The message was a reference both to Peru’s own abuse scandal and to Francis’ Jan. 18 comments in Iquique, Chile, that there was not “one shred of proof” to allegations that a protege of that country’s most notorious pedophile priest, the Rev. Fernando Karadima, knew of Karadima’s abuse and did nothing to stop it.
Karadima’s victims have accused the bishop, Juan Barros, of witnessing the abuse and of complicity in covering it up. Barros has denied the accusations, and Francis backed him by saying the victims’ claims were “all calumny.”

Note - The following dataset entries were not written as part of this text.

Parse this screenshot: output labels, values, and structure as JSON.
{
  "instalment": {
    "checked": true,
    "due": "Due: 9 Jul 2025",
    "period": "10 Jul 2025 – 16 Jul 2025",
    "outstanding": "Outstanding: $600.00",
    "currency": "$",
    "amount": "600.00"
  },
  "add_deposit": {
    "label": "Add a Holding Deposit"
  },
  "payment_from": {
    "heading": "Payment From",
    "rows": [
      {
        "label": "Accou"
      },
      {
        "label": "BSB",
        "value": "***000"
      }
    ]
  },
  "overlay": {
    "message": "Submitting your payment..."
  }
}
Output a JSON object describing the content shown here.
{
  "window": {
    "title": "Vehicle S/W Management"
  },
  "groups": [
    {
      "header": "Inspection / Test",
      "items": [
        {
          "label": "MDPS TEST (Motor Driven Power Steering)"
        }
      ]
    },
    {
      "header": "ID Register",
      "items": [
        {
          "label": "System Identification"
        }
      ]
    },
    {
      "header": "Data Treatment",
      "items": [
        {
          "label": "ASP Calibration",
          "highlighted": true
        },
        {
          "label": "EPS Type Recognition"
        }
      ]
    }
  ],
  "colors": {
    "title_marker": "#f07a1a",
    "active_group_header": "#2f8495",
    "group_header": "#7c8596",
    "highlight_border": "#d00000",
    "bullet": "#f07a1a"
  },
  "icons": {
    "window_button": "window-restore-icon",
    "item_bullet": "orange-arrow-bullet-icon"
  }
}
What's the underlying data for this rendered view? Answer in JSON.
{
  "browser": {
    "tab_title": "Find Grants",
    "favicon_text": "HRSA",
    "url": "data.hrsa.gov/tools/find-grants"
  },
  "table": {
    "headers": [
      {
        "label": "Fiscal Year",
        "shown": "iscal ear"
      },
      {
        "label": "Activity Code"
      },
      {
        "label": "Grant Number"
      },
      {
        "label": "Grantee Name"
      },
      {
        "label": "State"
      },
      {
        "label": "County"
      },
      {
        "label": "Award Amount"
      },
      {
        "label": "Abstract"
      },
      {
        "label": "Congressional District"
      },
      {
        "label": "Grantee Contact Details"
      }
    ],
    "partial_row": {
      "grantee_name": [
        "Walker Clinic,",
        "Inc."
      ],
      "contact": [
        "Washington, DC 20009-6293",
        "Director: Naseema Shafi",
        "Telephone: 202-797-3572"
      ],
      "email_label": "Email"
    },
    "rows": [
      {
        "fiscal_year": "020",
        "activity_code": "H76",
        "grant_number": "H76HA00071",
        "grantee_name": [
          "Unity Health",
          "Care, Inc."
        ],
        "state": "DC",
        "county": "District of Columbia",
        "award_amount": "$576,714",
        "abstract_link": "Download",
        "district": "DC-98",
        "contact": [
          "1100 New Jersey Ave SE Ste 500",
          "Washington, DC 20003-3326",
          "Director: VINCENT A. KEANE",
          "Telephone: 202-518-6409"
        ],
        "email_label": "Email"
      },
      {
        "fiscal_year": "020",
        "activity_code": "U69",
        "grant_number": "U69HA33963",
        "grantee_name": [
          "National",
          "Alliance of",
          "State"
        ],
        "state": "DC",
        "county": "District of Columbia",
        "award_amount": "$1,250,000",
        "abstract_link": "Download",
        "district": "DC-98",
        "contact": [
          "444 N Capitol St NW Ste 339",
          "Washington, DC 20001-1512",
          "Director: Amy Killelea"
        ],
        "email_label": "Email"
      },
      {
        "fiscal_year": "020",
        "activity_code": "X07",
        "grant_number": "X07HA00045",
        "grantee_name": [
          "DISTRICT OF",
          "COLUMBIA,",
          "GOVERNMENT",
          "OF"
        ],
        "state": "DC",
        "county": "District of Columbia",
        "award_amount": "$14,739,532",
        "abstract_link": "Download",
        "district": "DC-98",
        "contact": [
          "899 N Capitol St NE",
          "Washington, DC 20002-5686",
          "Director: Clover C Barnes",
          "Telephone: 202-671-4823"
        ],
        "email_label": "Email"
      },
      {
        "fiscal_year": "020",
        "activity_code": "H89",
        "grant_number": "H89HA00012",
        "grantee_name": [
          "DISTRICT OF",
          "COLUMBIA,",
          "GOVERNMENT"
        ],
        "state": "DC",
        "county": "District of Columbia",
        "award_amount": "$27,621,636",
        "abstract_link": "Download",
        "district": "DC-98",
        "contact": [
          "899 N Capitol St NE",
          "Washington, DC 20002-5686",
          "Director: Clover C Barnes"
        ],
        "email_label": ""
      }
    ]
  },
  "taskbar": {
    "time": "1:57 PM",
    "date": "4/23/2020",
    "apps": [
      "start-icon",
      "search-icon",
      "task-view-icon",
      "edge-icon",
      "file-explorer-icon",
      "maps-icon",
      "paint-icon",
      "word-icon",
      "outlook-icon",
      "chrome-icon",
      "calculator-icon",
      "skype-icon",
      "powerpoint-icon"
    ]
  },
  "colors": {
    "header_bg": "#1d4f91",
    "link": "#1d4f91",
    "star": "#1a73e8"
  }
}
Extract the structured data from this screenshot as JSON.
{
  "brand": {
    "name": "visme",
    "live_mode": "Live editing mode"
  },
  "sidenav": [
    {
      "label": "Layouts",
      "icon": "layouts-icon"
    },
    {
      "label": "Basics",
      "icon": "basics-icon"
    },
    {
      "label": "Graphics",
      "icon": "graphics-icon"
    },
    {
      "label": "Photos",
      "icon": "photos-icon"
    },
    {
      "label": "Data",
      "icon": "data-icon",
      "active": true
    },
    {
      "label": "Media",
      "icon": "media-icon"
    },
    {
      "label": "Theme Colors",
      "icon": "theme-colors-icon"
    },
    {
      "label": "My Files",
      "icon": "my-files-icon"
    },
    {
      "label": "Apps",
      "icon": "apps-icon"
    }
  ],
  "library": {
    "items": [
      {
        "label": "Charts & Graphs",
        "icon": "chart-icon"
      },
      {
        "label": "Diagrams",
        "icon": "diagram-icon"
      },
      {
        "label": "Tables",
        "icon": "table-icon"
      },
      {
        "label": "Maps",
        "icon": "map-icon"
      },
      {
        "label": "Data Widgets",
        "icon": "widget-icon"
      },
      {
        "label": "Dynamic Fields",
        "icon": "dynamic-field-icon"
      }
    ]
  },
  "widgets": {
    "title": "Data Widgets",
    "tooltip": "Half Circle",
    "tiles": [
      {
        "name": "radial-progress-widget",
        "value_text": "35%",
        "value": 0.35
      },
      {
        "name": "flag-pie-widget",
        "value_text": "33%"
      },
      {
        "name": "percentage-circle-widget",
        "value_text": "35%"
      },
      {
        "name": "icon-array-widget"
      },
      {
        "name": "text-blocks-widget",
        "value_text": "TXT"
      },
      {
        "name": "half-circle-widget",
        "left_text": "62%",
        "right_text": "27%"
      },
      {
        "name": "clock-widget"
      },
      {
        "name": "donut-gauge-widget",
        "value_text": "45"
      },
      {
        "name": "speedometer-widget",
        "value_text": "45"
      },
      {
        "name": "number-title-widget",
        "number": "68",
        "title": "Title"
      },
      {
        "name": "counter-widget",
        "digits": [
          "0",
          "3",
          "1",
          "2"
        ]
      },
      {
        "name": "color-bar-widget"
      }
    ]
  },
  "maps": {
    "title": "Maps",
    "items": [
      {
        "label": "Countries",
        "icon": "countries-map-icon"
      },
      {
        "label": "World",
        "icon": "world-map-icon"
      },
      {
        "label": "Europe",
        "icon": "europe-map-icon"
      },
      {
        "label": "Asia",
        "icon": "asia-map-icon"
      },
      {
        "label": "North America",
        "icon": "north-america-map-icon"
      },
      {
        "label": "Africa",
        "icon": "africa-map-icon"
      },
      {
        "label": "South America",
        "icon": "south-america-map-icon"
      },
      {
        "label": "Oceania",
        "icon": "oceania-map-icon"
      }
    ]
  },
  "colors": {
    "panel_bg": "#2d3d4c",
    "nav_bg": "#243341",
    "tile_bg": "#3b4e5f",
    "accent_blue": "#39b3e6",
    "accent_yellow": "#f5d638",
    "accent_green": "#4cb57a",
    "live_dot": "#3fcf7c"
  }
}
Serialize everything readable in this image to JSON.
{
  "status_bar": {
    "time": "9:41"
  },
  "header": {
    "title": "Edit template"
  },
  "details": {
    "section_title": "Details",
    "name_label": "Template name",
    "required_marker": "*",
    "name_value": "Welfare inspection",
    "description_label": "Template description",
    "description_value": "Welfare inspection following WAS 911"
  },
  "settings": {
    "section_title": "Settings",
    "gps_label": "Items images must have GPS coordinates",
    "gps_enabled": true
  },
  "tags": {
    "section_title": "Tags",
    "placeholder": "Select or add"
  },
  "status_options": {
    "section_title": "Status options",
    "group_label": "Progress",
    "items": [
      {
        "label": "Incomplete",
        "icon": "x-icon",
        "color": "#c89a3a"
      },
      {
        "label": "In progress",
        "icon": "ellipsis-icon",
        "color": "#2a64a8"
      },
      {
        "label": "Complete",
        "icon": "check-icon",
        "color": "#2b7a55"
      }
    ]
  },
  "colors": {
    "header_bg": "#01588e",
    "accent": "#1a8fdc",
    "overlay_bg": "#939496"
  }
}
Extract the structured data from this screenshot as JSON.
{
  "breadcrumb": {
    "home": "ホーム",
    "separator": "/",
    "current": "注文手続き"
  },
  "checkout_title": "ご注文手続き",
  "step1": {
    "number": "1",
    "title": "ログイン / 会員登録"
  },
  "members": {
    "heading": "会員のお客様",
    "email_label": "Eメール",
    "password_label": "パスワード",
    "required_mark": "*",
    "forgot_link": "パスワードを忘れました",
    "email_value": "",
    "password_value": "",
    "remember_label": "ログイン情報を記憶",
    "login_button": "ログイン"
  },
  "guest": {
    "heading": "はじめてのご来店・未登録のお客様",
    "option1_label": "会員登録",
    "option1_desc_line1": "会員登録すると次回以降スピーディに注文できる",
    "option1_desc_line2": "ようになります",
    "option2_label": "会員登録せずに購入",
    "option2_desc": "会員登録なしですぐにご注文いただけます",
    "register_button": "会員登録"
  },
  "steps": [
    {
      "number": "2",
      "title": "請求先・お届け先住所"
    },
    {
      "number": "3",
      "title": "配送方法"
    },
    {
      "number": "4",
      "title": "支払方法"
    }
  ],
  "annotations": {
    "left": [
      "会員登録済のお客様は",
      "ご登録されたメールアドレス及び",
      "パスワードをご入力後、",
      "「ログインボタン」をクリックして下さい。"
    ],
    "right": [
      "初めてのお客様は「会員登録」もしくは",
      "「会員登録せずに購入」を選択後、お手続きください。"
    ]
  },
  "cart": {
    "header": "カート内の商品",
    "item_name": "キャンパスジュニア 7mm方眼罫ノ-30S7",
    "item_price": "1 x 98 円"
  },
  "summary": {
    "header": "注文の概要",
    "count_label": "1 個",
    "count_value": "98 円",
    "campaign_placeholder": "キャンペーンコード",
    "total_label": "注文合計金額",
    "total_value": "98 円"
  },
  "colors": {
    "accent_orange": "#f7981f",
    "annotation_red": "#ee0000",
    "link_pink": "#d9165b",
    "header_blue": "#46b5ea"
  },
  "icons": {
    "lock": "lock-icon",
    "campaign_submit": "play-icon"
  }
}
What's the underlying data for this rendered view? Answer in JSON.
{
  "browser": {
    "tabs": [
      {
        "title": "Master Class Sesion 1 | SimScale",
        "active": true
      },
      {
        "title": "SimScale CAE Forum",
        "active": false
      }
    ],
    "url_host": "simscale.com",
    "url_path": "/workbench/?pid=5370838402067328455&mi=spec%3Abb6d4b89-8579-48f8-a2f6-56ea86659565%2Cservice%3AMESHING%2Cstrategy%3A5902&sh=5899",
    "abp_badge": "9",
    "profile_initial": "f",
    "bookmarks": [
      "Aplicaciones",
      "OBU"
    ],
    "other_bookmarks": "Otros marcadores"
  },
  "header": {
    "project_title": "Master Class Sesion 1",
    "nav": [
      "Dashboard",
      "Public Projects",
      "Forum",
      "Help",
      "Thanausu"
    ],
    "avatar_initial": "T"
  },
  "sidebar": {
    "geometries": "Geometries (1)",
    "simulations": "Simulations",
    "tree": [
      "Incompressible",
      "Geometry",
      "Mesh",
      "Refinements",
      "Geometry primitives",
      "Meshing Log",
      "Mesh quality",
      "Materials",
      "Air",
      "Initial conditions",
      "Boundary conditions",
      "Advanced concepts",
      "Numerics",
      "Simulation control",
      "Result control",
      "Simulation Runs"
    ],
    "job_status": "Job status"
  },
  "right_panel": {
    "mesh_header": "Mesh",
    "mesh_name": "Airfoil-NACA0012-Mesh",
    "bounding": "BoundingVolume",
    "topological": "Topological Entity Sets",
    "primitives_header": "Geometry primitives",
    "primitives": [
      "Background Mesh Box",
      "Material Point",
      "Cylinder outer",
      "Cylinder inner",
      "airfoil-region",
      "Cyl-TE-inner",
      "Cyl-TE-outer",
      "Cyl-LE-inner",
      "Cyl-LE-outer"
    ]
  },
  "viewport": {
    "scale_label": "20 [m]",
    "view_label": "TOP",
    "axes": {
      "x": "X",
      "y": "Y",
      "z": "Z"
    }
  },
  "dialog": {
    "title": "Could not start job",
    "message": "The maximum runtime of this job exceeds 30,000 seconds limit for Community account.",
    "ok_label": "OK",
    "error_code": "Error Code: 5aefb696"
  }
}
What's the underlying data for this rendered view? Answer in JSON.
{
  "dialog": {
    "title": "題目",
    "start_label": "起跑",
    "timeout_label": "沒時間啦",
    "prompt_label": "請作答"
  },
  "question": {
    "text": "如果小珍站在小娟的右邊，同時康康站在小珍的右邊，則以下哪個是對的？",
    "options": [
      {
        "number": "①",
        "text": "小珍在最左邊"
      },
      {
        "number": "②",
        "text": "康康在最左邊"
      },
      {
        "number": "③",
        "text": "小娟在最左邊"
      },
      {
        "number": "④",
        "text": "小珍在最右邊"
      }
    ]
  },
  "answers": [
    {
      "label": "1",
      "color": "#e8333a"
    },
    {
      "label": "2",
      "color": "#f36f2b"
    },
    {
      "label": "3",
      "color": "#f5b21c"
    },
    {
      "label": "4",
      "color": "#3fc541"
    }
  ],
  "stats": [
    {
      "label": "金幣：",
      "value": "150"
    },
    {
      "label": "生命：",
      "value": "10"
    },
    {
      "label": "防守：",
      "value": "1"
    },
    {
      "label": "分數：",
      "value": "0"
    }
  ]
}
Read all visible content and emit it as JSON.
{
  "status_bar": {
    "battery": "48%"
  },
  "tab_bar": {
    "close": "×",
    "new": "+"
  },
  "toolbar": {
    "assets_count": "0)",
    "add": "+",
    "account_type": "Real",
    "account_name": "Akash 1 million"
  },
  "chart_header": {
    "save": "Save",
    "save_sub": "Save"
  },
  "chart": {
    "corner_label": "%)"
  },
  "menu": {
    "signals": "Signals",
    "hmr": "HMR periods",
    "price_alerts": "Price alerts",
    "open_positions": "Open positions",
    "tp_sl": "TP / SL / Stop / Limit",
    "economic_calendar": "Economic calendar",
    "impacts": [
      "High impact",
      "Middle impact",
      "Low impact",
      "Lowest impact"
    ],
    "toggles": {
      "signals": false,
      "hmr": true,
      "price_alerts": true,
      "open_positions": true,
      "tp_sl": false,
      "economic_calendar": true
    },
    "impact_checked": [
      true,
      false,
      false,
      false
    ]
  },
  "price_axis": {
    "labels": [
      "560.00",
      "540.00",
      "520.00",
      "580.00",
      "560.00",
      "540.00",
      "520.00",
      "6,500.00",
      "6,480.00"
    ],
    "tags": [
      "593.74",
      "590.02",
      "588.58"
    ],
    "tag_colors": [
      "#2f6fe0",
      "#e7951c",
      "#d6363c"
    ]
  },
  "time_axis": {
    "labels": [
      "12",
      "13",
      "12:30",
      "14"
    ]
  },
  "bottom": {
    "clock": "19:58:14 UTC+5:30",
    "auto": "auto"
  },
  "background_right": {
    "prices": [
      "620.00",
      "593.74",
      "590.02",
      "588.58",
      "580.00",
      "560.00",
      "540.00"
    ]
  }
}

Francis’ remarks that he would only believe victims with “proof” were problematic because they were already deemed so credible by the Vatican that it sentenced Karadima to a lifetime of “penance and prayer” in 2011 based on their testimony. A Chilean judge also found the victims to be credible, saying that while she had to drop charges against Karadima because too much time had passed, proof of his crimes wasn’t lacking.
The pope’s comments sparked such an outcry that both O’Malley, Francis’ own top adviser on abuse, and the Chilean government made the highly rare decision to publicly rebuke him — an extraordinary correction of a pontiff from both church and state. The criticisms were all the more remarkable given that they came on the Argentina-born pontiff’s home turf in Latin America.
O’Malley said Saturday that Francis’ remarks were “a source of great pain for survivors of sexual abuse,” and that such expressions of disbelief made abuse survivors feel abandoned and left in “discredited exile.”
Chilean government spokeswoman Paula Narvaez said there was an “ethical imperative to respect victims of sexual abuse, believe them and support them.”
The issue also had resonance in Peru. Last week the Vatican took over a Peru-based Roman Catholic lay movement, Sodalitium Christianae Vitae, more than six years after first learning of sexual, physical and psychological abuse committed by its founder.
An independent investigation commissioned by the movement found that founder Luis Figari sodomized his recruits, forced them to fondle him and one another, liked to watch them “experience pain, discomfort and fear” and humiliated them in front of others. Figari’s victims have criticized the Vatican for its years of inaction and for eventually sanctioning him with what they consider a “golden exile” — retirement in Italy at a retreat house, albeit separated from the community he founded.
The banner hanging from the building along Francis’ motorcade route referred to evidence against Figari and featured a photo of him. Peruvian prosecutors recently announced they wanted to arrest him.
But for the most part, Peruvians welcomed him with open arms and flooded in huge droves to his final Mass. In contrast, Francis’ send-off from Chile drew only 50,000 people, a fraction of the number expected.
“He is a symbol to us as Catholics,” said Cindy Sanchez, a 24-year-old administrative assistant attending the Mass. “Listening to him gives us encouragement.”
During his seven-day trip in Chile and Peru, Francis personally apologized to survivors of priests who sexually abused them, travelled deep into the Amazon to meet with indigenous leaders, decried the scourge of violence against women in Latin America and urged the Chilean government and radical factions of the Mapuche indigenous group to peacefully resolve one of the region’s longest-running disputes.
But the pope also attracted unprecedented rejection: At least a dozen churches across Chile were set aflame, and riot police shot tear gas at and arrested protesters in the capital, Santiago.